In the present day lifestyle the knowledge of cooking is a necessity for both a man and a woman. Each recipe has been discussed keeping an individual in mind, who is absolutely new to the kitchen environment. The recipes discussed are exclusive and numerous, so as to serve a wide range of purpose and occasions, and to give enough leverage to the cook to make use of nutrition available in all food ingredients commonly available. The recipes also help proper understanding of the subject, such that even a novice can master the cooking techniques and improvise upon the given recipes to create their own novel recipes.
Cook for yourself or lay out a tempting array of delicacies for others, you can do whatever you desire with the help of this book.
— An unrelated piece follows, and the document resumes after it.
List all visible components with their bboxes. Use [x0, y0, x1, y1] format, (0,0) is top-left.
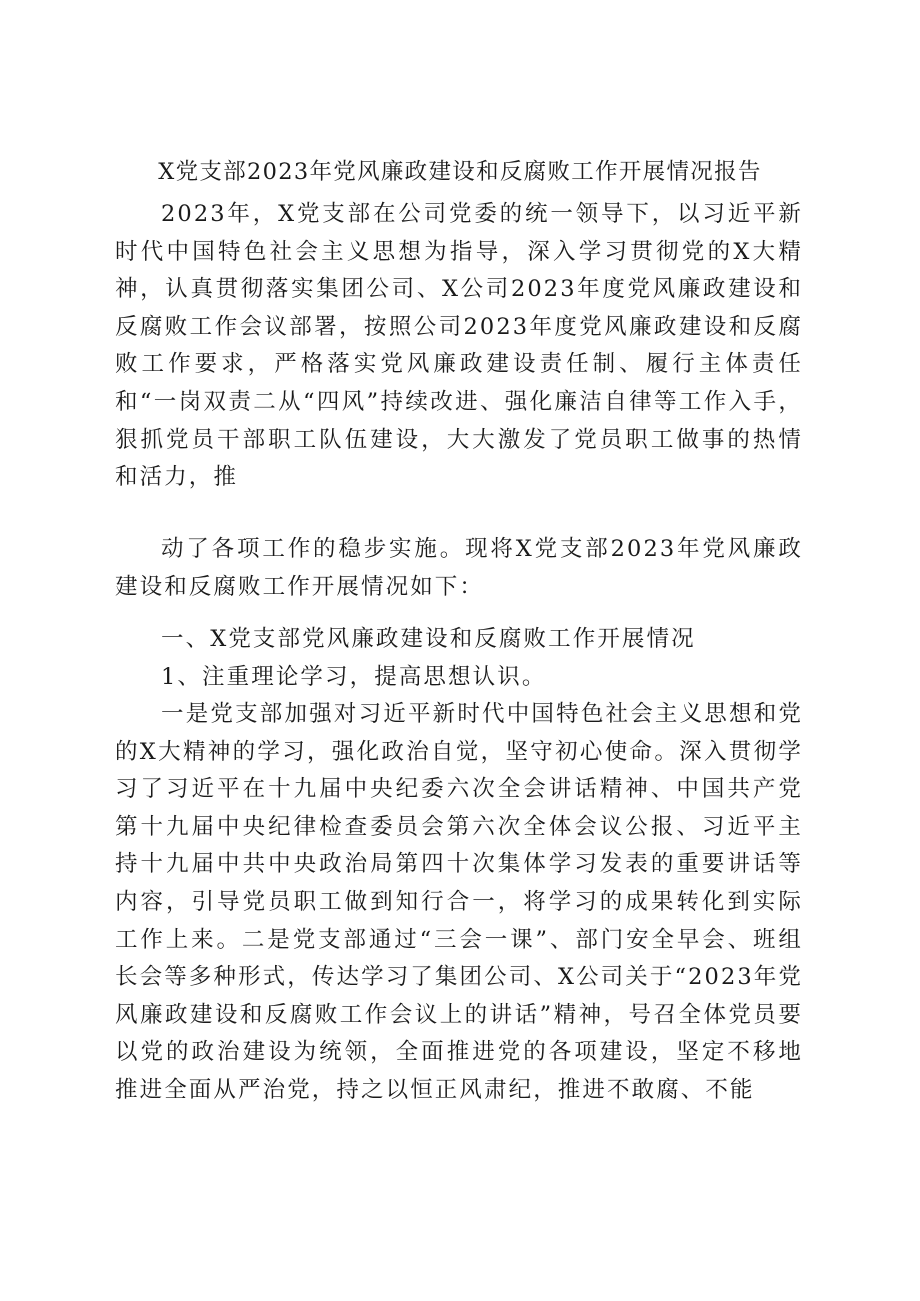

As the name suggests Everyday Vegetarian Cooking has been written keeping every individual in mind who is new to the kitchen surroundings, even expert cooks who cook without knowing the nutritional benefits of the ingredients they are using, will benefit from this book. The various aspects of the process of cooking has also been discussed in detail. With this book one can learn to plan the menu, the healthy way.
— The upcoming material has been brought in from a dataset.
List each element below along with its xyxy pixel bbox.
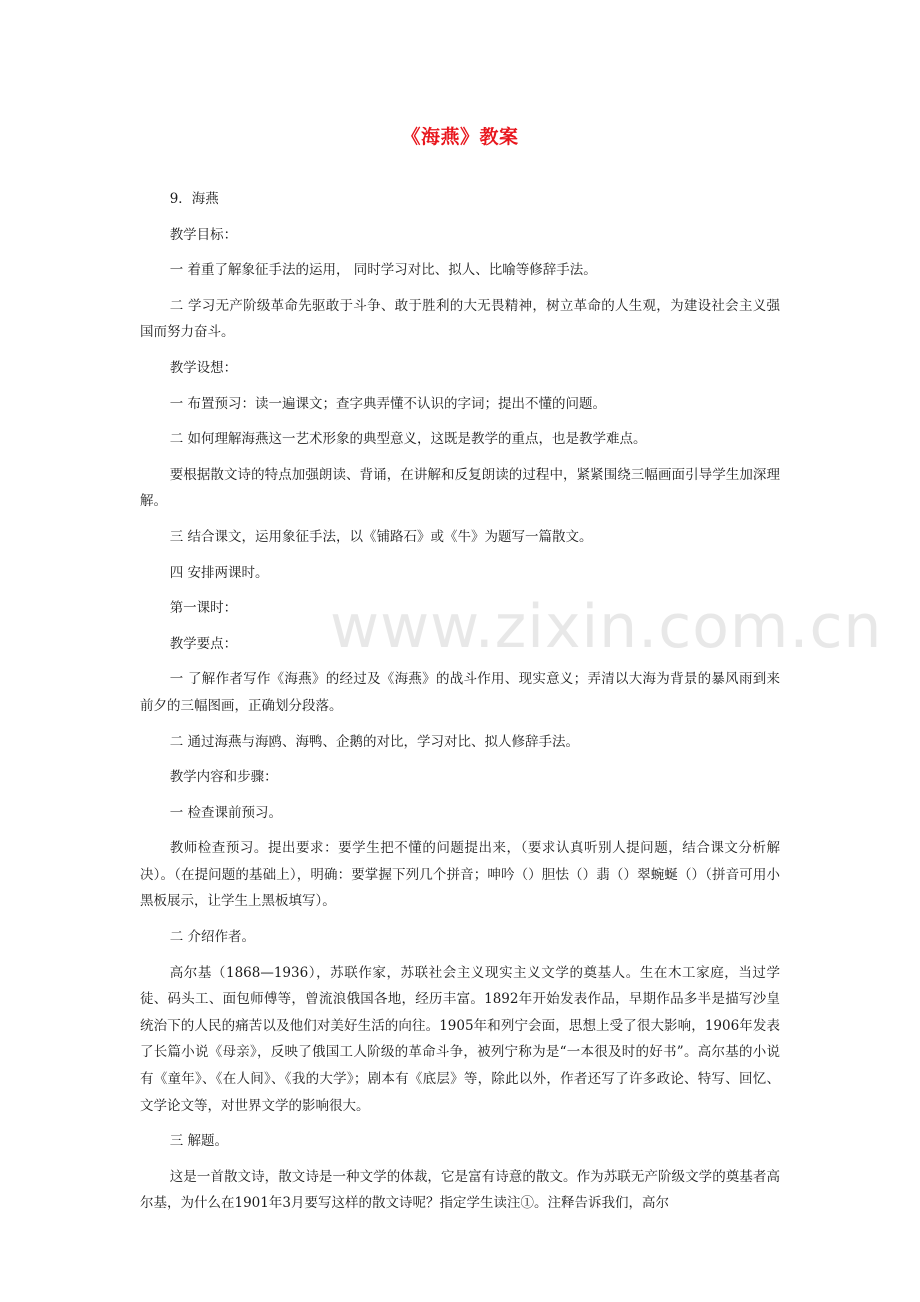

The taste makers i.e. the spices and herbs have been adequately discussed with their role in imparting taste to food and of the health benefits we can derive from them.
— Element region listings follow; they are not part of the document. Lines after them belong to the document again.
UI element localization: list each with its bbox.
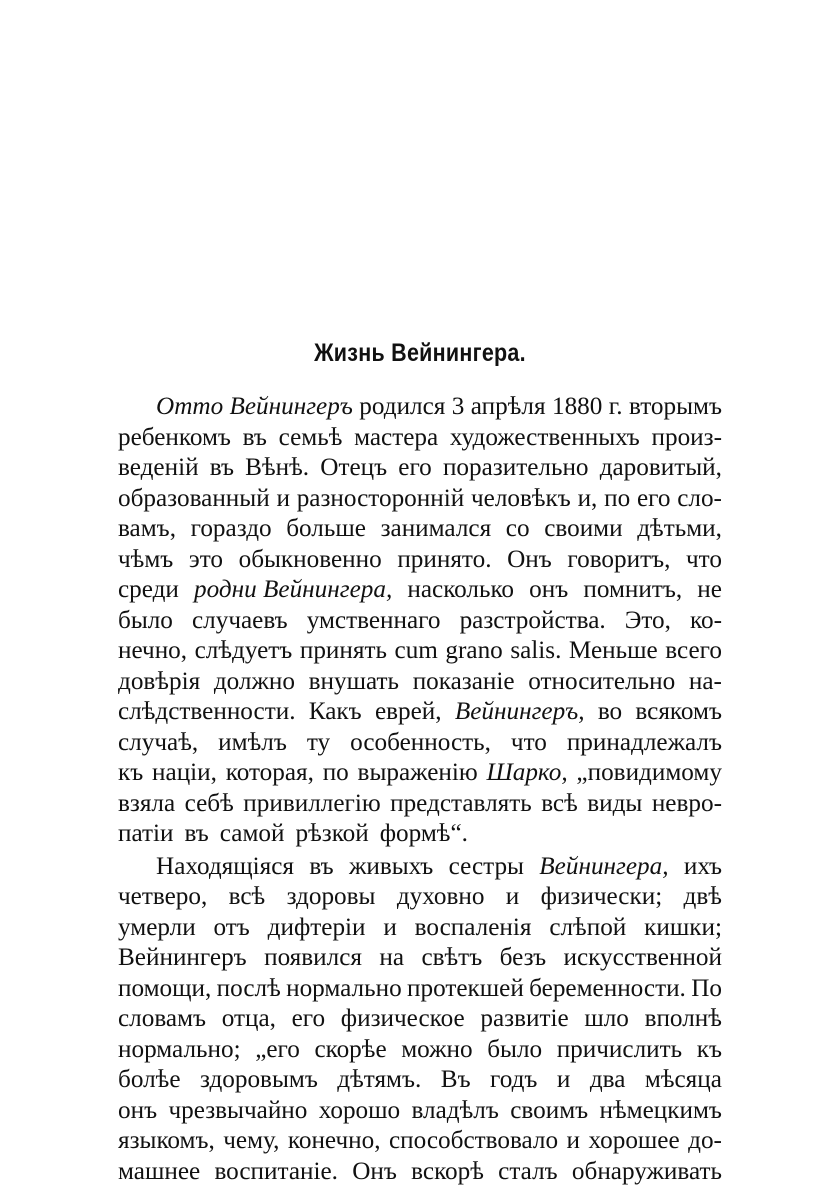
text-line: [118, 392, 722, 423]
word: Онъ: [507, 545, 552, 573]
word: протекшей: [407, 974, 524, 1002]
italic-word: Вейнингеръ,: [454, 698, 585, 725]
text-line: [118, 789, 722, 820]
word: двѣ: [683, 883, 722, 910]
word: по: [604, 484, 631, 512]
italic-word: Отто Вейнингеръ: [156, 393, 353, 420]
word: художественныхъ: [449, 423, 640, 451]
text-line: [118, 943, 722, 974]
word: отъ: [213, 913, 250, 941]
word: сестры: [448, 852, 524, 880]
word: помощи,: [118, 974, 212, 1002]
italic-word: родни Вейнингера,: [194, 576, 393, 603]
word: Какъ: [308, 698, 362, 725]
word: вамъ,: [118, 515, 176, 542]
word: еврей,: [374, 698, 442, 725]
word: появился: [264, 944, 362, 971]
word: воспитаніе.: [214, 1157, 338, 1185]
word: поразительно: [442, 454, 589, 481]
word: ихъ: [683, 852, 722, 880]
word: довѣрія: [118, 667, 201, 695]
word: въ: [309, 852, 334, 880]
word: два: [589, 1066, 626, 1093]
word: показаніе: [412, 667, 515, 695]
paragraph: [118, 392, 722, 850]
text-line: [118, 1157, 722, 1188]
word: искусственной: [563, 944, 722, 971]
word: не: [697, 576, 722, 603]
word: мѣсяца: [644, 1066, 722, 1093]
word: нѣмецкимъ: [599, 1096, 722, 1124]
word: взяла: [118, 789, 176, 817]
chapter-title: Жизнь Вейнингера.: [314, 339, 526, 367]
word: 3: [451, 393, 465, 420]
word: и: [505, 883, 520, 910]
word: къ: [118, 759, 144, 786]
word: патіи: [118, 820, 174, 847]
word: Вейнингеръ: [118, 944, 247, 971]
word: со: [505, 515, 530, 542]
word: говоритъ,: [567, 545, 671, 573]
word: можно: [401, 1035, 473, 1063]
word: скорѣе: [314, 1035, 387, 1063]
word: это: [188, 545, 223, 573]
word: ребенкомъ: [118, 423, 231, 451]
word: разстройства.: [459, 606, 606, 634]
word: выраженію: [357, 759, 478, 786]
word: здоровымъ: [199, 1066, 318, 1093]
word: сло-: [677, 484, 722, 512]
text-line: [118, 484, 722, 515]
word: и: [566, 1127, 581, 1154]
word: Находящіяся: [156, 852, 295, 880]
word: формѣ“.: [379, 820, 468, 847]
word: нечно,: [118, 637, 188, 664]
word: „повидимому: [576, 759, 722, 786]
word: физически;: [540, 883, 663, 910]
word: Въ: [440, 1066, 471, 1093]
word: Отецъ: [320, 454, 388, 481]
italic-word: Шарко,: [486, 759, 568, 786]
text-line: [118, 545, 722, 576]
word: безъ: [499, 944, 547, 971]
word: было: [118, 606, 173, 634]
word: вполнѣ: [644, 1005, 722, 1032]
word: и: [556, 1066, 571, 1093]
word: grano: [445, 637, 503, 664]
word: сталъ: [498, 1157, 558, 1185]
word: своими: [544, 515, 623, 542]
word: чрезвычайно: [168, 1096, 308, 1124]
word: вторымъ: [628, 393, 722, 420]
word: онъ: [529, 576, 569, 603]
word: человѣкъ: [470, 484, 571, 512]
word: относительно: [528, 667, 676, 695]
word: которая,: [225, 759, 314, 786]
text-line: [118, 913, 722, 944]
word: имѣлъ: [218, 728, 287, 756]
word: принять: [299, 637, 387, 664]
word: во: [597, 698, 623, 725]
word: Это,: [624, 606, 671, 634]
word: Онъ: [352, 1157, 397, 1185]
word: самой: [219, 820, 285, 847]
word: въ: [184, 820, 209, 847]
text-line: [118, 1035, 722, 1066]
word: конечно,: [287, 1127, 381, 1154]
word: развитіе: [480, 1005, 569, 1032]
word: слѣдуетъ: [194, 637, 293, 664]
word: обыкновенно: [238, 545, 382, 573]
word: всего: [665, 637, 722, 664]
word: представлять: [390, 789, 532, 817]
word: себѣ: [184, 789, 234, 817]
word: ту: [306, 728, 331, 756]
word: беременности.: [529, 974, 686, 1002]
word: болѣе: [118, 1066, 181, 1093]
text-line: [118, 1004, 722, 1035]
word: духовно: [396, 883, 485, 910]
word: на-: [688, 667, 722, 695]
text-line: [118, 453, 722, 484]
word: четверо,: [118, 883, 208, 910]
word: владѣлъ: [411, 1096, 499, 1124]
text-line: [118, 606, 722, 637]
word: способствовало: [388, 1127, 559, 1154]
word: отца,: [221, 1005, 276, 1032]
word: шло: [584, 1005, 629, 1032]
word: націи,: [152, 759, 217, 786]
word: и,: [577, 484, 598, 512]
word: веденій: [118, 454, 199, 481]
word: „его: [255, 1035, 300, 1063]
word: привиллегію: [243, 789, 381, 817]
word: годъ: [490, 1066, 538, 1093]
word: его: [636, 484, 671, 512]
text-line: [118, 575, 722, 606]
text-line: [118, 1126, 722, 1157]
text-line: [118, 819, 722, 850]
word: умерли: [118, 913, 196, 941]
word: вскорѣ: [411, 1157, 484, 1185]
word: помнитъ,: [583, 576, 683, 603]
body-text: [118, 392, 722, 1187]
word: хорошее: [588, 1127, 680, 1154]
text-line: [118, 423, 722, 454]
word: больше: [286, 515, 366, 542]
word: cum: [394, 637, 438, 664]
text-line: [118, 758, 722, 789]
word: и: [276, 484, 290, 512]
word: ко-: [690, 606, 722, 634]
word: въ: [209, 454, 234, 481]
word: рѣзкой: [295, 820, 369, 847]
word: даровитый,: [599, 454, 722, 481]
word: въ: [242, 423, 267, 451]
word: своимъ: [510, 1096, 589, 1124]
word: причислить: [556, 1035, 683, 1063]
word: воспаленія: [414, 913, 532, 941]
word: обнаруживать: [571, 1157, 722, 1185]
word: живыхъ: [348, 852, 434, 880]
word: нормально: [286, 974, 402, 1002]
word: принято.: [397, 545, 492, 573]
word: дѣтямъ.: [337, 1066, 422, 1093]
word: хорошо: [318, 1096, 401, 1124]
word: занимался: [380, 515, 492, 542]
word: свѣтъ: [421, 944, 483, 971]
word: машнее: [118, 1157, 201, 1185]
word: языкомъ,: [118, 1127, 215, 1154]
word: виды: [587, 789, 643, 817]
word: разносторонній: [296, 484, 465, 512]
word: Меньше: [568, 637, 658, 664]
word: случаевъ: [191, 606, 288, 634]
word: случаѣ,: [118, 728, 199, 756]
word: salis.: [510, 637, 562, 664]
word: принадлежалъ: [566, 728, 722, 756]
text-line: [118, 852, 722, 883]
text-line: [118, 697, 722, 728]
word: По: [691, 974, 722, 1002]
word: что: [510, 728, 547, 756]
text-line: [118, 882, 722, 913]
word: произ-: [651, 423, 722, 451]
word: семьѣ: [278, 423, 343, 451]
word: невро-: [651, 789, 722, 817]
word: г.: [608, 393, 623, 420]
word: слѣпой: [549, 913, 627, 941]
word: къ: [696, 1035, 722, 1063]
word: было: [487, 1035, 543, 1063]
word: кишки;: [644, 913, 722, 941]
word: дифтеріи: [267, 913, 366, 941]
word: его: [291, 1005, 326, 1032]
text-line: [118, 1065, 722, 1096]
paragraph: [118, 852, 722, 1188]
word: образованный: [118, 484, 270, 512]
word: до-: [688, 1127, 722, 1154]
word: Вѣнѣ.: [245, 454, 310, 481]
word: слѣдственности.: [118, 698, 296, 725]
word: физическое: [340, 1005, 465, 1032]
word: по: [322, 759, 349, 786]
word: его: [398, 454, 432, 481]
word: насколько: [407, 576, 515, 603]
word: чѣмъ: [118, 545, 174, 573]
word: всякомъ: [635, 698, 722, 725]
word: что: [686, 545, 722, 573]
text-line: [118, 514, 722, 545]
word: словамъ: [118, 1005, 207, 1032]
text-line: [118, 667, 722, 698]
word: среди: [118, 576, 179, 603]
word: мастера: [354, 423, 439, 451]
word: умственнаго: [306, 606, 441, 634]
word: чему,: [223, 1127, 280, 1154]
text-line: [118, 728, 722, 759]
word: послѣ: [216, 974, 281, 1002]
word: должно: [213, 667, 295, 695]
text-line: [118, 636, 722, 667]
word: всѣ: [228, 883, 266, 910]
word: родился: [359, 393, 446, 420]
word: особенность,: [350, 728, 491, 756]
word: 1880: [551, 393, 603, 420]
word: на: [379, 944, 405, 971]
text-line: [118, 974, 722, 1005]
word: апрѣля: [470, 393, 546, 420]
italic-word: Вейнингера,: [539, 852, 669, 880]
text-line: [118, 1096, 722, 1127]
word: гораздо: [190, 515, 272, 542]
word: здоровы: [286, 883, 376, 910]
word: онъ: [118, 1096, 158, 1124]
word: всѣ: [541, 789, 578, 817]
word: нормально;: [118, 1035, 241, 1063]
word: дѣтьми,: [637, 515, 722, 542]
word: внушать: [308, 667, 400, 695]
word: и: [383, 913, 397, 941]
Many a times we unknowingly lose nutrients in food while cooking. This aspect has been mentioned in the book and readers will learn about nutrients in a particular ingredient and to minimize its loss during cooking. The idea of including recipes like tikkis, chops etc is to provide an occasional treat
to the taste buds.
The recipes which are basic to the preparation of many recipes have also been adequately covered. The 'no fat' recipe section is to serve the need of people who require food with very little or almost no fat, due to health reasons. At the end those recipes have been covered, which guide you to manage your leftovers.
Though all the recipes include the amount of seasonings to be added to food but, it would be advisable to adjust the seasonings as per the specific needs of an individual e.g. children prefer less chillies in food, some people may prefer less salty food (intake of less salt and sugar is always advisable) or vice versa. So taste a teaspoonful before serving and make suitable adjustments.
To live we must eat. But, we not only eat to live, what we eat also affects our ability to keep healthy, to work, to be happy and to live well. This has taken me years to understand, evaluate and then appreciate the treasure of health stored in the food basket, and put it all to effective use. I sincerely wish that everybody would find this book very useful.